BUZ LIVINGSTON: The Grinch

Published: Saturday, December 21, 2013 at 05:29 PM.

By failing to renew long term unemployment insurance Congress earned their Grinch status by making sure over a million Americans lose benefits three days after Christmas. Ho, ho, ho. 

For the world’s wealthiest nation to cast a blind eye with unemployment levels never seen in my lifetime I find disappointing. In my misspent youth I thought unemployment payments were a slacker scam but unemployment benefits efficiently stimulate the economy. 

Plus it is the humanitarian thing to do; read what the fellow whose birthday we celebrate in a couple of days has to say. I rarely work with unemployed people but when I have they eagerly wanted to work.

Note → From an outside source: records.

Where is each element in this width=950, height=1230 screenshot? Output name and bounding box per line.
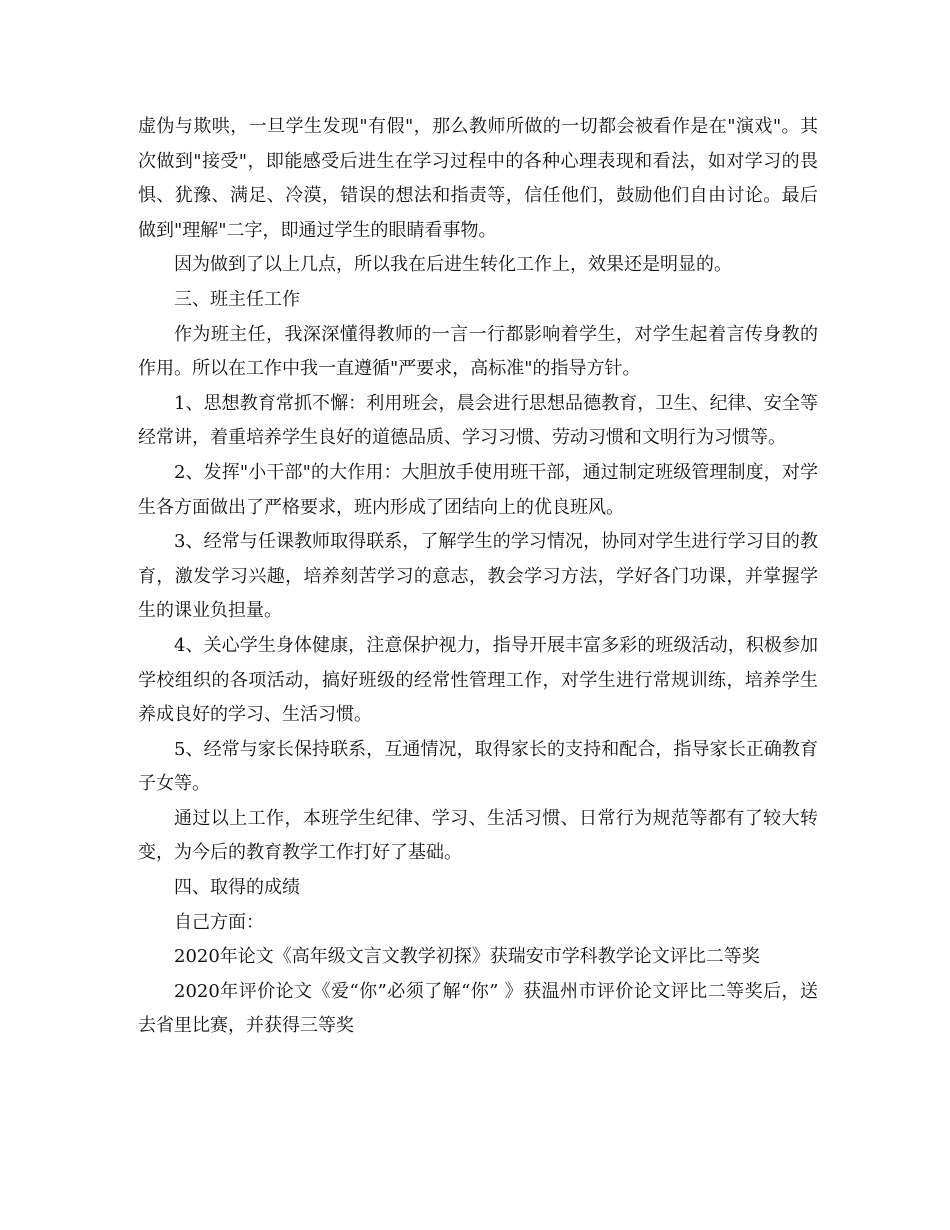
paragraph-work-summary: 通过以上工作，本班学生纪律、学习、生活习惯、日常行为规范等都有了较大转变，为今后的教育教学工作打好了基础。 xyxy=(138,807,818,864)
section-heading-class-teacher-work: 三、班主任工作 xyxy=(174,288,300,310)
document-page xyxy=(138,110,818,1044)
list-item-class-cadres: 2、发挥"小干部"的大作用：大胆放手使用班干部，通过制定班级管理制度，对学生各方面做出了严格要求，班内形成了团结向上的优良班风。 xyxy=(138,461,818,518)
list-item-student-health: 4、关心学生身体健康，注意保护视力，指导开展丰富多彩的班级活动，积极参加学校组织的各项活动，搞好班级的经常性管理工作，对学生进行常规训练，培养学生养成良好的学习、生活习惯。 xyxy=(138,634,818,726)
list-item-ideological-education: 1、思想教育常抓不懈：利用班会，晨会进行思想品德教育，卫生、纪律、安全等经常讲，着重培养学生良好的道德品质、学习习惯、劳动习惯和文明行为习惯等。 xyxy=(138,392,818,449)
list-item-contact-parents: 5、经常与家长保持联系，互通情况，取得家长的支持和配合，指导家长正确教育子女等。 xyxy=(138,738,818,795)
paragraph-continuation: 虚伪与欺哄，一旦学生发现"有假"，那么教师所做的一切都会被看作是在"演戏"。其次做到"接受"，即能感受后进生在学习过程中的各种心理表现和看法，如对学习的畏惧、犹豫、满足、冷漠，错误的想法和指责等，信任他们，鼓励他们自由讨论。最后做到"理解"二字，即通过学生的眼睛看事物。 xyxy=(138,116,818,241)
section-heading-achievements: 四、取得的成绩 xyxy=(174,877,300,899)
subheading-self: 自己方面： xyxy=(174,911,264,933)
paragraph-class-teacher-intro: 作为班主任，我深深懂得教师的一言一行都影响着学生，对学生起着言传身教的作用。所以在工作中我一直遵循"严要求，高标准"的指导方针。 xyxy=(138,323,818,380)
achievement-item-2: 2020年评价论文《爱“你”必须了解“你” 》获温州市评价论文评比二等奖后，送去省里比赛，并获得三等奖 xyxy=(138,980,818,1037)
achievement-item-1: 2020年论文《高年级文言文教学初探》获瑞安市学科教学论文评比二等奖 xyxy=(174,946,760,968)
list-item-contact-teachers: 3、经常与任课教师取得联系，了解学生的学习情况，协同对学生进行学习目的教育，激发学习兴趣，培养刻苦学习的意志，教会学习方法，学好各门功课，并掌握学生的课业负担量。 xyxy=(138,531,818,622)
paragraph-transformation-result: 因为做到了以上几点，所以我在后进生转化工作上，效果还是明显的。 xyxy=(174,254,732,276)
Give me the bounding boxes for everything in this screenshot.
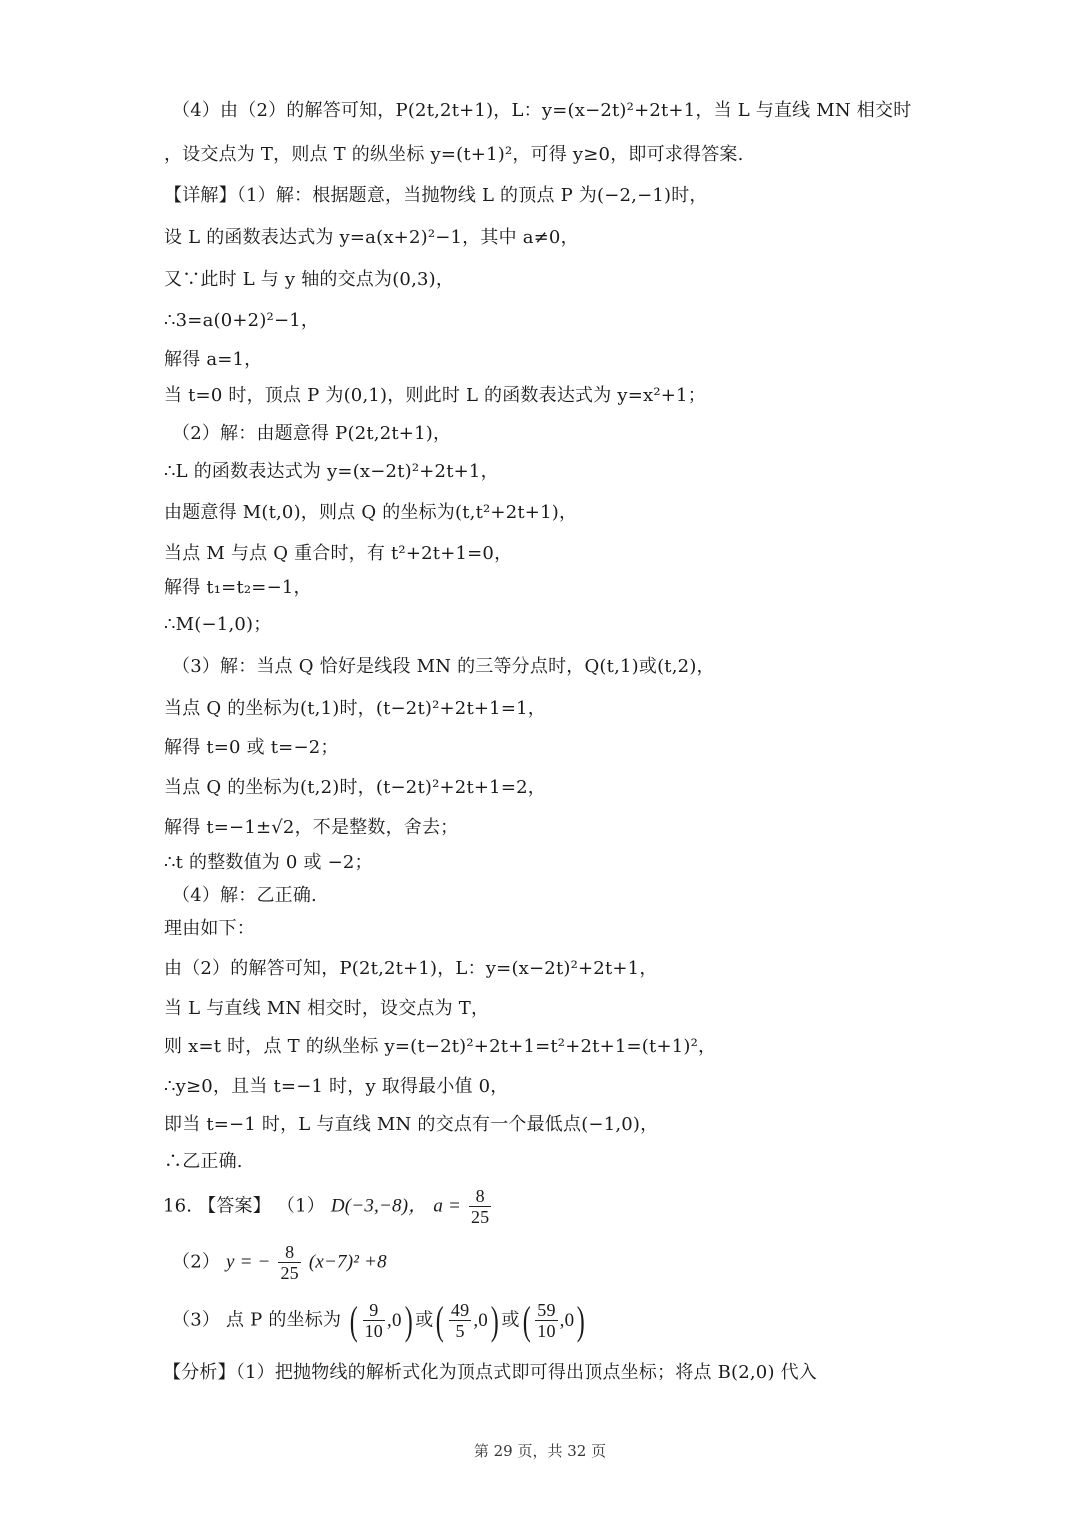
- text-line: 则 x=t 时，点 T 的纵坐标 y=(t−2t)²+2t+1=t²+2t+1=(t+1)²，: [164, 1036, 717, 1057]
- text-line: ∴y≥0，且当 t=−1 时，y 取得最小值 0，: [164, 1076, 509, 1097]
- text-line: ∴3=a(0+2)²−1，: [164, 310, 320, 331]
- text-line: 当 L 与直线 MN 相交时，设交点为 T，: [164, 998, 490, 1019]
- text-line: ∴乙正确.: [164, 1151, 243, 1172]
- coefficient-fraction: $\frac{8}{25}$: [280, 1242, 299, 1283]
- text-line: 当点 Q 的坐标为(t,2)时，(t−2t)²+2t+1=2，: [164, 777, 546, 798]
- a-fraction: $\frac{8}{25}$: [470, 1186, 490, 1227]
- equation-lhs: y = −: [225, 1251, 271, 1273]
- text-line: 理由如下：: [164, 918, 255, 939]
- text-line: 由题意得 M(t,0)，则点 Q 的坐标为(t,t²+2t+1)，: [164, 502, 578, 523]
- text-line: ∴t 的整数值为 0 或 −2；: [164, 852, 373, 873]
- right-paren: ): [404, 1297, 413, 1343]
- text-line: （4）解：乙正确.: [172, 885, 317, 906]
- text-line: 设 L 的函数表达式为 y=a(x+2)²−1，其中 a≠0，: [164, 227, 579, 248]
- part3-text: 点 P 的坐标为: [225, 1309, 342, 1331]
- left-paren: (: [522, 1297, 531, 1343]
- or-connector: 或: [415, 1309, 434, 1331]
- point-option: [433, 1297, 501, 1343]
- part-label: （3）: [172, 1309, 221, 1331]
- x-fraction: $\frac{49}{5}$: [450, 1300, 470, 1341]
- text-line: （3）解：当点 Q 恰好是线段 MN 的三等分点时，Q(t,1)或(t,2)，: [172, 656, 715, 677]
- text-line: ，设交点为 T，则点 T 的纵坐标 y=(t+1)²，可得 y≥0，即可求得答案.: [164, 144, 744, 165]
- page-indicator: 第 29 页，共 32 页: [473, 1442, 607, 1460]
- text-line: 即当 t=−1 时，L 与直线 MN 的交点有一个最低点(−1,0)，: [164, 1114, 659, 1135]
- point-option: [520, 1297, 588, 1343]
- text-line: 当 t=0 时，顶点 P 为(0,1)，则此时 L 的函数表达式为 y=x²+1；: [164, 385, 706, 406]
- text-line: 当点 M 与点 Q 重合时，有 t²+2t+1=0，: [164, 543, 513, 564]
- vertex-d: D(−3,−8)，: [330, 1195, 428, 1217]
- text-line: （4）由（2）的解答可知，P(2t,2t+1)，L：y=(x−2t)²+2t+1，当 L 与直线 MN 相交时: [172, 100, 912, 121]
- right-paren: ): [490, 1297, 499, 1343]
- question-16-answer-part1: [163, 1186, 493, 1227]
- text-line: （2）解：由题意得 P(2t,2t+1)，: [172, 423, 452, 444]
- or-connector: 或: [501, 1309, 520, 1331]
- y-coordinate: ,0: [559, 1309, 575, 1331]
- part-label: （2）: [172, 1251, 221, 1273]
- question-number: 16.: [163, 1195, 193, 1217]
- point-option: [347, 1297, 415, 1343]
- part-label: （1）: [276, 1195, 325, 1217]
- a-value-label: a =: [433, 1195, 462, 1217]
- x-fraction: $\frac{9}{10}$: [364, 1300, 383, 1341]
- left-paren: (: [349, 1297, 358, 1343]
- question-16-answer-part2: [172, 1242, 387, 1283]
- analysis-line: 【分析】（1）把抛物线的解析式化为顶点式即可得出顶点坐标；将点 B(2,0) 代入: [163, 1362, 817, 1383]
- right-paren: ): [577, 1297, 586, 1343]
- text-line: ∴L 的函数表达式为 y=(x−2t)²+2t+1，: [164, 461, 499, 482]
- text-line: 又∵此时 L 与 y 轴的交点为(0,3)，: [164, 269, 455, 290]
- answer-tag: 【答案】: [198, 1195, 271, 1217]
- y-coordinate: ,0: [473, 1309, 488, 1331]
- x-fraction: $\frac{59}{10}$: [537, 1300, 556, 1341]
- text-line: 解得 t=0 或 t=−2；: [164, 737, 339, 758]
- point-p-options: [347, 1297, 588, 1343]
- text-line: 【详解】（1）解：根据题意，当抛物线 L 的顶点 P 为(−2,−1)时，: [164, 185, 708, 206]
- y-coordinate: ,0: [387, 1309, 402, 1331]
- text-line: 解得 t=−1±√2，不是整数，舍去；: [164, 817, 459, 838]
- left-paren: (: [436, 1297, 445, 1343]
- text-line: 由（2）的解答可知，P(2t,2t+1)，L：y=(x−2t)²+2t+1，: [164, 958, 658, 979]
- question-16-answer-part3: [172, 1297, 588, 1343]
- text-line: 解得 a=1，: [164, 349, 263, 370]
- text-line: ∴M(−1,0)；: [164, 614, 272, 635]
- equation-rest: (x−7)² +8: [308, 1251, 387, 1273]
- text-line: 当点 Q 的坐标为(t,1)时，(t−2t)²+2t+1=1，: [164, 698, 546, 719]
- text-line: 解得 t₁=t₂=−1，: [164, 577, 312, 598]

Dr. Wade Pfau is no Grinch but some may think so because he spoke an unfortunate truth, sorry to mention it during the holiday season. Pfau, Michael Finke and David Blanchett looked at current stock market valuations and current fixed income yields.

The data, “Asset Valuations and Safe Portfolio Withdrawal Rates” showed a 4 percent inflation-adjusted withdrawal rate for 30 years has less than a 50 percent survivability rate rather than the 90 percent plus planners generally use. 2013 is a stark anomaly; rarely have stock valuations been so high paired with fixed income yields so low.

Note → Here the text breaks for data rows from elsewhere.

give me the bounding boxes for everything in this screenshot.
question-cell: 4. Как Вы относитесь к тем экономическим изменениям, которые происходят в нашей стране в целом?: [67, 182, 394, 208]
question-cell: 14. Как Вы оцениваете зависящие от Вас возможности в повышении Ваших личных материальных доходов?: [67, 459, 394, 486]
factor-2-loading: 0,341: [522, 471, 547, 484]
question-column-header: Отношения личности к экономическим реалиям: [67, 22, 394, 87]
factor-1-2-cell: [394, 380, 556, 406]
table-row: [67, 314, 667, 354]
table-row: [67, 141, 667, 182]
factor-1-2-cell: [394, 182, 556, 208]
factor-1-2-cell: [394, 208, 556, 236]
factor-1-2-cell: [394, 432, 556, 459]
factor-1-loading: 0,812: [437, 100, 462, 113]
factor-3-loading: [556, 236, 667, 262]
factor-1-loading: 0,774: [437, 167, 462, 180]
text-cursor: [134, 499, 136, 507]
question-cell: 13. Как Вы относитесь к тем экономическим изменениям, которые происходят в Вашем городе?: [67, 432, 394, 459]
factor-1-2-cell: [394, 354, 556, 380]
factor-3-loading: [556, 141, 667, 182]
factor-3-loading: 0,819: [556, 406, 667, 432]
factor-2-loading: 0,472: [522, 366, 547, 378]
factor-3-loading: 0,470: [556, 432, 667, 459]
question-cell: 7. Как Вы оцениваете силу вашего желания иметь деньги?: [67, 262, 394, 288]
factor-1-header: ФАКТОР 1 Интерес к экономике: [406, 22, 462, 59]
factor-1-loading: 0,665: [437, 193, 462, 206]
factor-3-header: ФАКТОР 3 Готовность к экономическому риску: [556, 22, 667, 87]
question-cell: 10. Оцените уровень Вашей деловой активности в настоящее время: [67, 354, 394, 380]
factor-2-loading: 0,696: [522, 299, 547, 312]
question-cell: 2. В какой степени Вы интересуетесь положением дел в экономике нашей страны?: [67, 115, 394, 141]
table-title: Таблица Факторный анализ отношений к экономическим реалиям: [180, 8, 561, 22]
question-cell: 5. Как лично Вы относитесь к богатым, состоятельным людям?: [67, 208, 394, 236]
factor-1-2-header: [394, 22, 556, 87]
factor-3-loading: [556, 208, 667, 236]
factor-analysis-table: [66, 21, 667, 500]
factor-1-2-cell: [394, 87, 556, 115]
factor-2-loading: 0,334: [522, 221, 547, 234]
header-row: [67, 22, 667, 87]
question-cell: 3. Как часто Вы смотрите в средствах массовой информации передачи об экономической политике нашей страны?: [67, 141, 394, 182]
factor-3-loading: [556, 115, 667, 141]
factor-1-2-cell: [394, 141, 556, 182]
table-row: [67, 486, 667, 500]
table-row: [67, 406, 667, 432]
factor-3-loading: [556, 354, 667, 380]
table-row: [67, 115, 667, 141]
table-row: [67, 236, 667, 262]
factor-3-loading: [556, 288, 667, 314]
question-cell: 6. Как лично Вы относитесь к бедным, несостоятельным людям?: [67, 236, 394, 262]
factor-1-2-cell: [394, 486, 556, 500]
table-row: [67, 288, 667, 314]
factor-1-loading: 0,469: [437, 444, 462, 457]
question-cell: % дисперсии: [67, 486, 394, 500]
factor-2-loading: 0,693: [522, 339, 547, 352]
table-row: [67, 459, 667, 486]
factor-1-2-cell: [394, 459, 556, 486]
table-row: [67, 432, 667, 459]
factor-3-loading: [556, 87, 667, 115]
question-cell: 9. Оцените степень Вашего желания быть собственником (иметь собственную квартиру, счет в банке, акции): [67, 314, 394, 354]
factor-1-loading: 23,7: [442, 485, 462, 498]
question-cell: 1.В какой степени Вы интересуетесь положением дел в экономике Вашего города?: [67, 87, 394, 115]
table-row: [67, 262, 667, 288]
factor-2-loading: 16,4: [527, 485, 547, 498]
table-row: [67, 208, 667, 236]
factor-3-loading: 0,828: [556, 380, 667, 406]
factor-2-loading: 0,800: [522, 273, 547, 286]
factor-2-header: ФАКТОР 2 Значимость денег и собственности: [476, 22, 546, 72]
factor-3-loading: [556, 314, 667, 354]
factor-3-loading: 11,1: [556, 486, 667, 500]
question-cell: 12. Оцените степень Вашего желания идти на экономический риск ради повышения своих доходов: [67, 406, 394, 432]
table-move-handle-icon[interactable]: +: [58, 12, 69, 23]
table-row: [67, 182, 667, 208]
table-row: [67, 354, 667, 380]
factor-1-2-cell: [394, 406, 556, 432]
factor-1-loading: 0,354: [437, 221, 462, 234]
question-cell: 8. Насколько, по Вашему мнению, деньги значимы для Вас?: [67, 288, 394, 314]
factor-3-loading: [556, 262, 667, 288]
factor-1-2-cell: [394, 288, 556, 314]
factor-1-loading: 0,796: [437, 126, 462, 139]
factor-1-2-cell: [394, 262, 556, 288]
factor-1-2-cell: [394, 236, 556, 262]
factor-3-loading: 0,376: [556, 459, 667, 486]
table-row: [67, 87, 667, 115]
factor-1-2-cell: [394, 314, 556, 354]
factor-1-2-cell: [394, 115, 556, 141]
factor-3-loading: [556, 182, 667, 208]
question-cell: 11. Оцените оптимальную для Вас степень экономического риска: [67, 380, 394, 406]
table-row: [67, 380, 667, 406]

Dr. Pfau and gang ran the numbers assuming more normal valuations for stocks and fixed income (mean reversion for statistics geeks).  Pfau, et al, also included a one-half percent portfolio fee in their study.  Don’t ignore fees like most people do.

Pay too much and you might run out of money before you run out of breath. The 4 percent initial withdrawal rate is still a good rule of thumb but you need to make sure you have a sustainable retirement spending strategy.